January 22, 2024 at 08:45AM
Security researchers detect exploitation attempts for the critical CVE-2023-22527 vulnerability affecting older Atlassian Confluence servers, potentially exposing them to remote code execution. Atlassian provides fixes for affected versions and reports multiple attempts to exploit the flaw, mainly from Russian IP addresses. Server administrators are advised to update to a secure version.
Key takeaways from the meeting notes are as follows:
1. There is active exploitation of the CVE-2023-22527 vulnerability affecting outdated versions of Atlassian Confluence servers.
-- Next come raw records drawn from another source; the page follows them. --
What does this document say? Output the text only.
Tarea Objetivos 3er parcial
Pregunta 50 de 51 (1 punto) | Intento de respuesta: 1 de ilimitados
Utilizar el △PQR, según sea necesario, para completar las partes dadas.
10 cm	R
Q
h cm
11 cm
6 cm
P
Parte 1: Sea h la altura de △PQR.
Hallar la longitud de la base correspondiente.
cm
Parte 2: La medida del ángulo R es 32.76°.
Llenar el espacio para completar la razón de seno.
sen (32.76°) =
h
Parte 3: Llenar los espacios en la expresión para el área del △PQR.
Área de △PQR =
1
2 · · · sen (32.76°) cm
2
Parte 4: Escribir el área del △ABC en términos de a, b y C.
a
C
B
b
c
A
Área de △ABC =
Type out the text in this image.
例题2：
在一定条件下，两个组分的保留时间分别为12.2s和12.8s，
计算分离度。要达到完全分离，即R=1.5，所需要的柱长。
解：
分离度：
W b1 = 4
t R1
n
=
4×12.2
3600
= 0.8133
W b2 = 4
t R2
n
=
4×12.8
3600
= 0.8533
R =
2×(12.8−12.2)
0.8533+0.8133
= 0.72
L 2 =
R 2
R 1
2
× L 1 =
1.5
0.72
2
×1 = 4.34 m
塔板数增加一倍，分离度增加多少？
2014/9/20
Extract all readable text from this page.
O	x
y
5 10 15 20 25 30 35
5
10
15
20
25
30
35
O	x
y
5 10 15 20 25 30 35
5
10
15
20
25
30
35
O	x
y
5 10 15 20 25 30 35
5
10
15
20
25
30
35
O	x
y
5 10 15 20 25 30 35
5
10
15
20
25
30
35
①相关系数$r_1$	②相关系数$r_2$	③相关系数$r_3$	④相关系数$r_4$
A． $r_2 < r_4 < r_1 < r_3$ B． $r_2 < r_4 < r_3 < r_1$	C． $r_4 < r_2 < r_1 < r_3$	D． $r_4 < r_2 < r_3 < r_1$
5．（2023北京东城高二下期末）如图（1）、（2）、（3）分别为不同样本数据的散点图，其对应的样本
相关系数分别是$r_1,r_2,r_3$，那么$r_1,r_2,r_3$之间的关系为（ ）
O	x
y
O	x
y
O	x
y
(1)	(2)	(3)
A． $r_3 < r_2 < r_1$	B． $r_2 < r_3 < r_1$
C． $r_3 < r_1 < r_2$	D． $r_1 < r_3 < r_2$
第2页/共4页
This flaw allows unauthenticated remote attackers to execute code on vulnerable Confluence Data Center and Confluence Server endpoints.
2. Atlassian has released a fix for Confluence Data Center and Server versions 8.5.4 (LTS), 8.6.0 (Data Center only), and 8.7.1 (Data Center only), and later versions.
3. Shadowserver has reported thousands of exploitation attempts originating from over 600 unique IP addresses, primarily from Russian IP addresses. They also detected 11,100 exposed Atlassian Confluence instances accessible over the public internet.
4. Confluence server administrators are advised to ensure that their endpoints have been updated to a version released after December 5, 2023, and organizations with outdated instances should treat them as potentially compromised, look for signs of exploitation, perform a thorough cleanup, and update to a safe version. Atlassian has not provided specific indicators of compromise for this vulnerability.
These takeaways highlight the urgency for organizations to update their Atlassian Confluence servers and be vigilant for signs of exploitation.